Use the right phrases and avoid generalizations.
While it might be tempting to raise your voice if you feel like no one is hearing you, do your best to keep your tone even and use phrases that diffuse conflict. "Try using phrases such as 'I hear what you're saying' or 'I understand that you're upset' so your family member feels acknowledged," suggests psychologist Nathalie C. Theodore. Elizabeth Lombardo, Ph.D., suggests avoiding generalizations and "you" statements. "'You' statements like 'you never help out' or 'you always sit on the couch' come off as accusations," she says.
It seems so simple, but practicing a little breathwork can make a world of difference. "Just breathe and let it go," says Theodore. "When you're home for the holidays and everyone's at each other's throats, sometimes the best thing you can do is take a deep breath and agree to disagree."

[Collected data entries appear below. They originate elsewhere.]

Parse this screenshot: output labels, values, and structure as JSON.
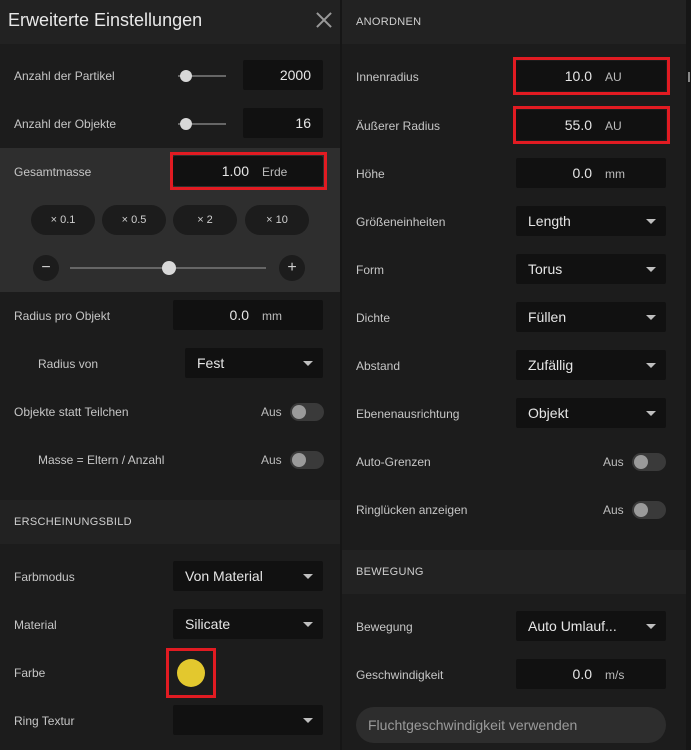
{
  "left": {
    "title": "Erweiterte Einstellungen",
    "particle_count": {
      "label": "Anzahl der Partikel",
      "value": "2000"
    },
    "object_count": {
      "label": "Anzahl der Objekte",
      "value": "16"
    },
    "total_mass": {
      "label": "Gesamtmasse",
      "value": "1.00",
      "unit": "Erde",
      "multipliers": [
        "× 0.1",
        "× 0.5",
        "× 2",
        "× 10"
      ],
      "minus": "−",
      "plus": "+"
    },
    "radius_per_object": {
      "label": "Radius pro Objekt",
      "value": "0.0",
      "unit": "mm"
    },
    "radius_from": {
      "label": "Radius von",
      "value": "Fest"
    },
    "objects_instead_particles": {
      "label": "Objekte statt Teilchen",
      "state": "Aus"
    },
    "mass_parent_count": {
      "label": "Masse = Eltern / Anzahl",
      "state": "Aus"
    },
    "appearance": {
      "section": "ERSCHEINUNGSBILD",
      "color_mode": {
        "label": "Farbmodus",
        "value": "Von Material"
      },
      "material": {
        "label": "Material",
        "value": "Silicate"
      },
      "color": {
        "label": "Farbe",
        "hex": "#e3c82e"
      },
      "ring_texture": {
        "label": "Ring Textur",
        "value": ""
      }
    }
  },
  "right": {
    "arrange": {
      "section": "ANORDNEN",
      "inner_radius": {
        "label": "Innenradius",
        "value": "10.0",
        "unit": "AU"
      },
      "outer_radius": {
        "label": "Äußerer Radius",
        "value": "55.0",
        "unit": "AU"
      },
      "height": {
        "label": "Höhe",
        "value": "0.0",
        "unit": "mm"
      },
      "size_units": {
        "label": "Größeneinheiten",
        "value": "Length"
      },
      "shape": {
        "label": "Form",
        "value": "Torus"
      },
      "density": {
        "label": "Dichte",
        "value": "Füllen"
      },
      "spacing": {
        "label": "Abstand",
        "value": "Zufällig"
      },
      "plane_alignment": {
        "label": "Ebenenausrichtung",
        "value": "Objekt"
      },
      "auto_bounds": {
        "label": "Auto-Grenzen",
        "state": "Aus"
      },
      "show_ring_gaps": {
        "label": "Ringlücken anzeigen",
        "state": "Aus"
      }
    },
    "motion": {
      "section": "BEWEGUNG",
      "motion": {
        "label": "Bewegung",
        "value": "Auto Umlauf..."
      },
      "speed": {
        "label": "Geschwindigkeit",
        "value": "0.0",
        "unit": "m/s"
      },
      "escape_button": "Fluchtgeschwindigkeit verwenden"
    }
  },
  "colors": {
    "highlight": "#e11b22",
    "panel": "#1c1c1c",
    "field": "#111111",
    "swatch": "#e3c82e"
  }
}
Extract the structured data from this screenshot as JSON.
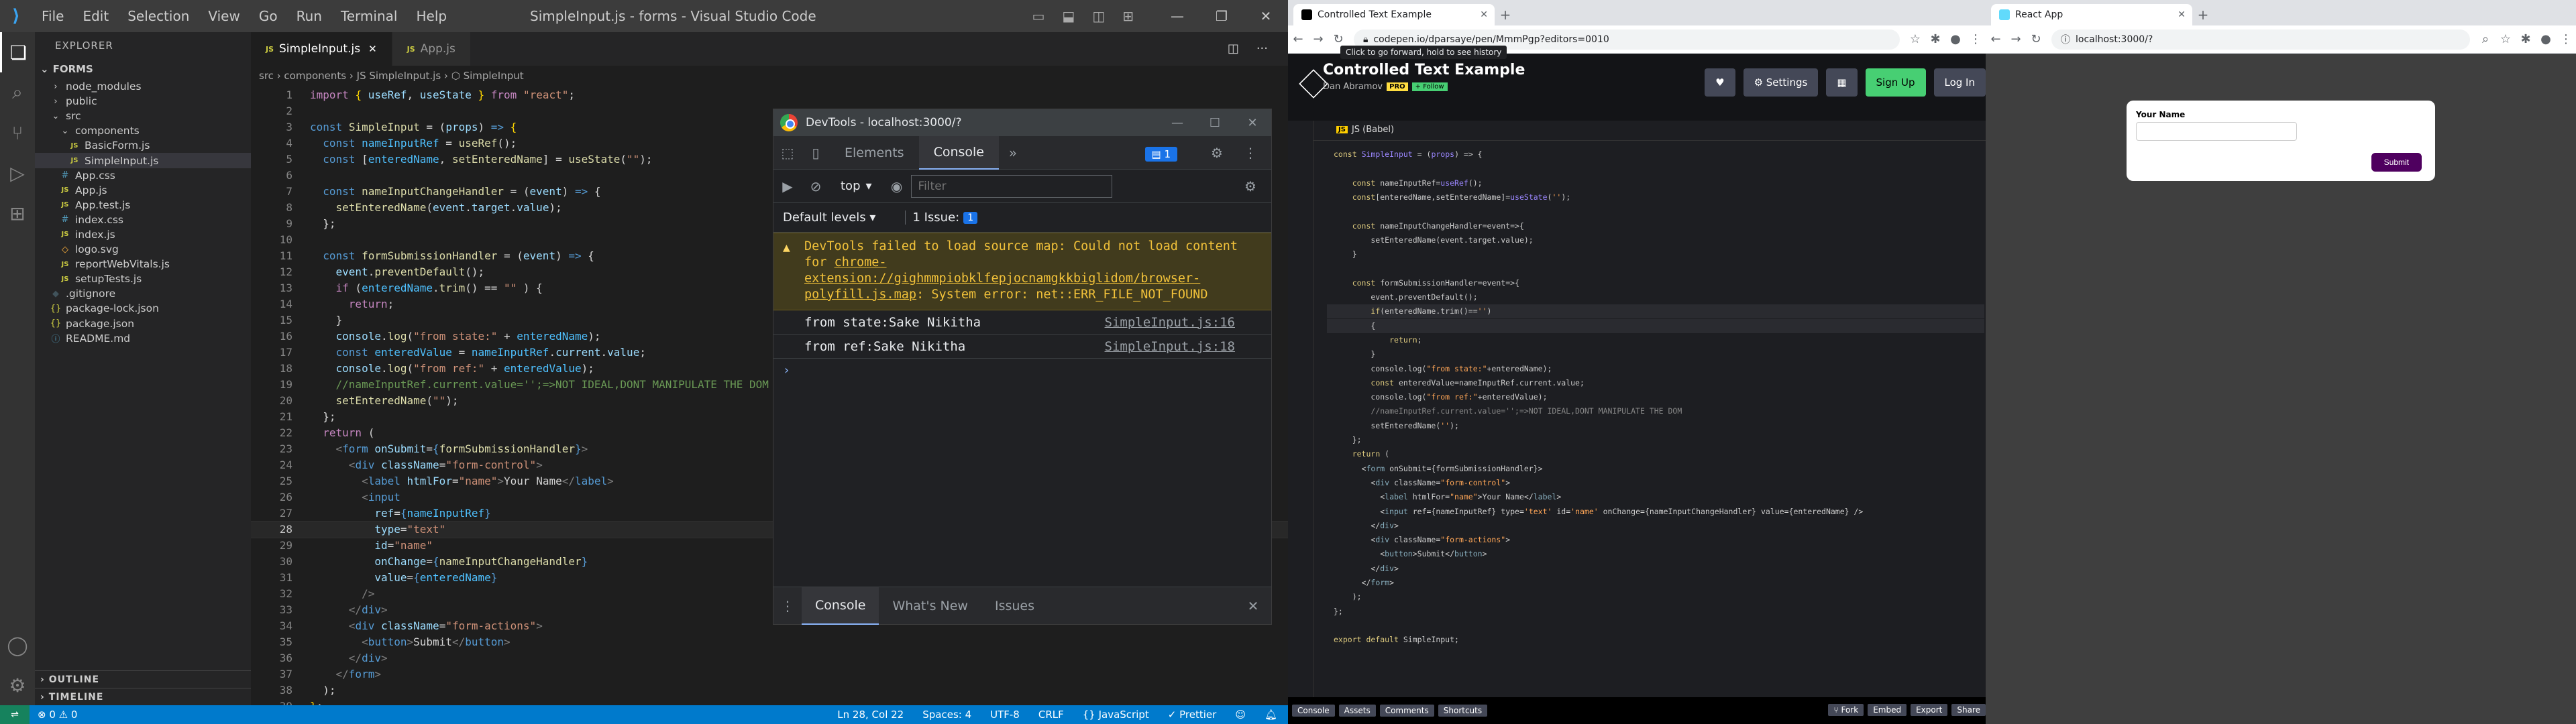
{
  "vscode": {
    "menu": [
      "File",
      "Edit",
      "Selection",
      "View",
      "Go",
      "Run",
      "Terminal",
      "Help"
    ],
    "window_title": "SimpleInput.js - forms - Visual Studio Code",
    "explorer_title": "EXPLORER",
    "project": "FORMS",
    "tree": [
      {
        "label": "node_modules",
        "indent": 1,
        "icon": "›",
        "color": "#ccc"
      },
      {
        "label": "public",
        "indent": 1,
        "icon": "›",
        "color": "#ccc"
      },
      {
        "label": "src",
        "indent": 1,
        "icon": "⌄",
        "color": "#ccc"
      },
      {
        "label": "components",
        "indent": 2,
        "icon": "⌄",
        "color": "#ccc"
      },
      {
        "label": "BasicForm.js",
        "indent": 3,
        "icon": "JS",
        "color": "#cbcb41"
      },
      {
        "label": "SimpleInput.js",
        "indent": 3,
        "icon": "JS",
        "color": "#cbcb41",
        "selected": true
      },
      {
        "label": "App.css",
        "indent": 2,
        "icon": "#",
        "color": "#519aba"
      },
      {
        "label": "App.js",
        "indent": 2,
        "icon": "JS",
        "color": "#cbcb41"
      },
      {
        "label": "App.test.js",
        "indent": 2,
        "icon": "JS",
        "color": "#cbcb41"
      },
      {
        "label": "index.css",
        "indent": 2,
        "icon": "#",
        "color": "#519aba"
      },
      {
        "label": "index.js",
        "indent": 2,
        "icon": "JS",
        "color": "#cbcb41"
      },
      {
        "label": "logo.svg",
        "indent": 2,
        "icon": "◇",
        "color": "#ffb13b"
      },
      {
        "label": "reportWebVitals.js",
        "indent": 2,
        "icon": "JS",
        "color": "#cbcb41"
      },
      {
        "label": "setupTests.js",
        "indent": 2,
        "icon": "JS",
        "color": "#cbcb41"
      },
      {
        "label": ".gitignore",
        "indent": 1,
        "icon": "◆",
        "color": "#41535b"
      },
      {
        "label": "package-lock.json",
        "indent": 1,
        "icon": "{}",
        "color": "#cbcb41"
      },
      {
        "label": "package.json",
        "indent": 1,
        "icon": "{}",
        "color": "#cbcb41"
      },
      {
        "label": "README.md",
        "indent": 1,
        "icon": "ⓘ",
        "color": "#519aba"
      }
    ],
    "outline": "OUTLINE",
    "timeline": "TIMELINE",
    "tabs": [
      {
        "label": "SimpleInput.js",
        "active": true
      },
      {
        "label": "App.js",
        "active": false
      }
    ],
    "breadcrumb": "src › components › JS SimpleInput.js › ⬡ SimpleInput",
    "current_line": 28,
    "code_lines": [
      "<span class='kp'>import</span> <span class='br'>{</span> <span class='vr'>useRef</span>, <span class='vr'>useState</span> <span class='br'>}</span> <span class='kp'>from</span> <span class='st'>\"react\"</span>;",
      "",
      "<span class='kw'>const</span> <span class='fn'>SimpleInput</span> = (<span class='vr'>props</span>) <span class='kw'>=&gt;</span> <span class='br'>{</span>",
      "  <span class='kw'>const</span> <span class='cs'>nameInputRef</span> = <span class='fn'>useRef</span>();",
      "  <span class='kw'>const</span> [<span class='cs'>enteredName</span>, <span class='fn'>setEnteredName</span>] = <span class='fn'>useState</span>(<span class='st'>\"\"</span>);",
      "",
      "  <span class='kw'>const</span> <span class='fn'>nameInputChangeHandler</span> = (<span class='vr'>event</span>) <span class='kw'>=&gt;</span> {",
      "    <span class='fn'>setEnteredName</span>(<span class='vr'>event</span>.<span class='vr'>target</span>.<span class='vr'>value</span>);",
      "  };",
      "",
      "  <span class='kw'>const</span> <span class='fn'>formSubmissionHandler</span> = (<span class='vr'>event</span>) <span class='kw'>=&gt;</span> {",
      "    <span class='vr'>event</span>.<span class='fn'>preventDefault</span>();",
      "    <span class='kp'>if</span> (<span class='cs'>enteredName</span>.<span class='fn'>trim</span>() == <span class='st'>\"\"</span> ) {",
      "      <span class='kp'>return</span>;",
      "    }",
      "    <span class='vr'>console</span>.<span class='fn'>log</span>(<span class='st'>\"from state:\"</span> + <span class='cs'>enteredName</span>);",
      "    <span class='kw'>const</span> <span class='cs'>enteredValue</span> = <span class='cs'>nameInputRef</span>.<span class='vr'>current</span>.<span class='vr'>value</span>;",
      "    <span class='vr'>console</span>.<span class='fn'>log</span>(<span class='st'>\"from ref:\"</span> + <span class='cs'>enteredValue</span>);",
      "    <span class='cm'>//nameInputRef.current.value='';=&gt;NOT IDEAL,DONT MANIPULATE THE DOM</span>",
      "    <span class='fn'>setEnteredName</span>(<span class='st'>\"\"</span>);",
      "  };",
      "  <span class='kp'>return</span> (",
      "    <span class='pl'>&lt;</span><span class='tg'>form</span> <span class='at'>onSubmit</span>=<span class='kw'>{</span><span class='fn'>formSubmissionHandler</span><span class='kw'>}</span><span class='pl'>&gt;</span>",
      "      <span class='pl'>&lt;</span><span class='tg'>div</span> <span class='at'>className</span>=<span class='st'>\"form-control\"</span><span class='pl'>&gt;</span>",
      "        <span class='pl'>&lt;</span><span class='tg'>label</span> <span class='at'>htmlFor</span>=<span class='st'>\"name\"</span><span class='pl'>&gt;</span>Your Name<span class='pl'>&lt;/</span><span class='tg'>label</span><span class='pl'>&gt;</span>",
      "        <span class='pl'>&lt;</span><span class='tg'>input</span>",
      "          <span class='at'>ref</span>=<span class='kw'>{</span><span class='cs'>nameInputRef</span><span class='kw'>}</span>",
      "          <span class='at'>type</span>=<span class='st'>\"text\"</span>",
      "          <span class='at'>id</span>=<span class='st'>\"name\"</span>",
      "          <span class='at'>onChange</span>=<span class='kw'>{</span><span class='fn'>nameInputChangeHandler</span><span class='kw'>}</span>",
      "          <span class='at'>value</span>=<span class='kw'>{</span><span class='cs'>enteredName</span><span class='kw'>}</span>",
      "        <span class='pl'>/&gt;</span>",
      "      <span class='pl'>&lt;/</span><span class='tg'>div</span><span class='pl'>&gt;</span>",
      "      <span class='pl'>&lt;</span><span class='tg'>div</span> <span class='at'>className</span>=<span class='st'>\"form-actions\"</span><span class='pl'>&gt;</span>",
      "        <span class='pl'>&lt;</span><span class='tg'>button</span><span class='pl'>&gt;</span>Submit<span class='pl'>&lt;/</span><span class='tg'>button</span><span class='pl'>&gt;</span>",
      "      <span class='pl'>&lt;/</span><span class='tg'>div</span><span class='pl'>&gt;</span>",
      "    <span class='pl'>&lt;/</span><span class='tg'>form</span><span class='pl'>&gt;</span>",
      "  );",
      "<span class='br'>}</span>;"
    ],
    "status": {
      "left": "⊗ 0 ⚠ 0",
      "position": "Ln 28, Col 22",
      "spaces": "Spaces: 4",
      "encoding": "UTF-8",
      "eol": "CRLF",
      "language": "{} JavaScript",
      "prettier": "✓ Prettier"
    },
    "colors": {
      "status_bar": "#007acc",
      "activity": "#333333",
      "sidebar": "#252526",
      "editor": "#1e1e1e"
    }
  },
  "devtools": {
    "title": "DevTools - localhost:3000/?",
    "tabs": [
      "Elements",
      "Console"
    ],
    "active_tab": "Console",
    "issues_badge": "1",
    "context": "top",
    "filter_placeholder": "Filter",
    "levels": "Default levels",
    "issue_count": "1 Issue:",
    "issue_badge_num": "1",
    "warning": {
      "prefix": "DevTools failed to load source map: Could not load content for ",
      "link": "chrome-extension://gighmmpiobklfepjocnamgkkbiglidom/browser-polyfill.js.map",
      "suffix": ": System error: net::ERR_FILE_NOT_FOUND"
    },
    "logs": [
      {
        "msg": "from state:Sake Nikitha",
        "source": "SimpleInput.js:16"
      },
      {
        "msg": "from ref:Sake Nikitha",
        "source": "SimpleInput.js:18"
      }
    ],
    "drawer_tabs": [
      "Console",
      "What's New",
      "Issues"
    ],
    "drawer_active": "Console"
  },
  "codepen_browser": {
    "tab_title": "Controlled Text Example",
    "url": "codepen.io/dparsaye/pen/MmmPgp?editors=0010",
    "tooltip": "Click to go forward, hold to see history",
    "pen_title": "Controlled Text Example",
    "author": "Dan Abramov",
    "pro": "PRO",
    "follow": "+ Follow",
    "buttons": [
      "♥",
      "⚙ Settings",
      "▦",
      "Sign Up",
      "Log In"
    ],
    "js_label": "JS (Babel)",
    "code": [
      "<span class='cpk'>const</span> <span class='cpv'>SimpleInput</span> = (<span class='cpv'>props</span>) =&gt; {",
      "",
      "    <span class='cpk'>const</span> nameInputRef=<span class='cpv'>useRef</span>();",
      "    <span class='cpk'>const</span>[enteredName,setEnteredName]=<span class='cpv'>useState</span>(<span class='cps'>''</span>);",
      "",
      "    <span class='cpk'>const</span> nameInputChangeHandler=event=&gt;{",
      "        setEnteredName(event.target.value);",
      "    }",
      "",
      "    <span class='cpk'>const</span> formSubmissionHandler=event=&gt;{",
      "        event.preventDefault();",
      "        <span class='cpk'>if</span>(enteredName.trim()==<span class='cps'>''</span>)",
      "        {",
      "            <span class='cpk'>return</span>;",
      "        }",
      "        console.log(<span class='cps'>\"from state:\"</span>+enteredName);",
      "        <span class='cpk'>const</span> enteredValue=nameInputRef.current.value;",
      "        console.log(<span class='cps'>\"from ref:\"</span>+enteredValue);",
      "        <span class='cpc'>//nameInputRef.current.value='';=&gt;NOT IDEAL,DONT MANIPULATE THE DOM</span>",
      "        setEnteredName(<span class='cps'>''</span>);",
      "    };",
      "    <span class='cpk'>return</span> (",
      "      &lt;<span class='cpt'>form</span> onSubmit={formSubmissionHandler}&gt;",
      "        &lt;<span class='cpt'>div</span> className=<span class='cps'>\"form-control\"</span>&gt;",
      "          &lt;<span class='cpt'>label</span> htmlFor=<span class='cps'>\"name\"</span>&gt;Your Name&lt;/<span class='cpt'>label</span>&gt;",
      "          &lt;<span class='cpt'>input</span> ref={nameInputRef} type=<span class='cps'>'text'</span> id=<span class='cps'>'name'</span> onChange={nameInputChangeHandler} value={enteredName} /&gt;",
      "        &lt;/<span class='cpt'>div</span>&gt;",
      "        &lt;<span class='cpt'>div</span> className=<span class='cps'>\"form-actions\"</span>&gt;",
      "          &lt;<span class='cpt'>button</span>&gt;Submit&lt;/<span class='cpt'>button</span>&gt;",
      "        &lt;/<span class='cpt'>div</span>&gt;",
      "      &lt;/<span class='cpt'>form</span>&gt;",
      "    );",
      "};",
      "",
      "<span class='cpk'>export default</span> SimpleInput;"
    ],
    "footer_left": [
      "Console",
      "Assets",
      "Comments",
      "Shortcuts"
    ],
    "footer_right": [
      "⑂ Fork",
      "Embed",
      "Export",
      "Share"
    ]
  },
  "react_browser": {
    "tab_title": "React App",
    "url": "localhost:3000/?",
    "label": "Your Name",
    "submit": "Submit"
  }
}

Focus on being happy and present.
Do you want to be right and perfect or present and happy? Lombardo suggests you aim for the latter. "Your uncle is not going to suddenly change his behavior, and your mother-in-law is not going to suddenly gush over what a great mom you are. Don’t expect them to be perfect. Your mantra can be, 'I accept people for who they are' or 'I get to choose my reaction to my family. And I choose happiness.'"
And on the note of happiness, Lombardo suggests not focusing on convincing your family of how wrong they are. "Focus on being happy, not right," she says. "By this I mean don’t try to convince your family that they are wrong now. Now is not the time to make sure others admit to being wrong. Instead, concentrate on topics and activities that you can engage in together that will bring more joy to you and those around you."
Make self-care a priority.
Last but not least, Theodore suggests you remember to be a little selfish when working through family conflict. "Always remember to make self-care a priority. If too much family togetherness has you feeling stressed, steal some moments away for the sake of your sanity," suggests Theodore. "Go for a walk, check out a yoga class, or call a friend if you need to blow off some steam."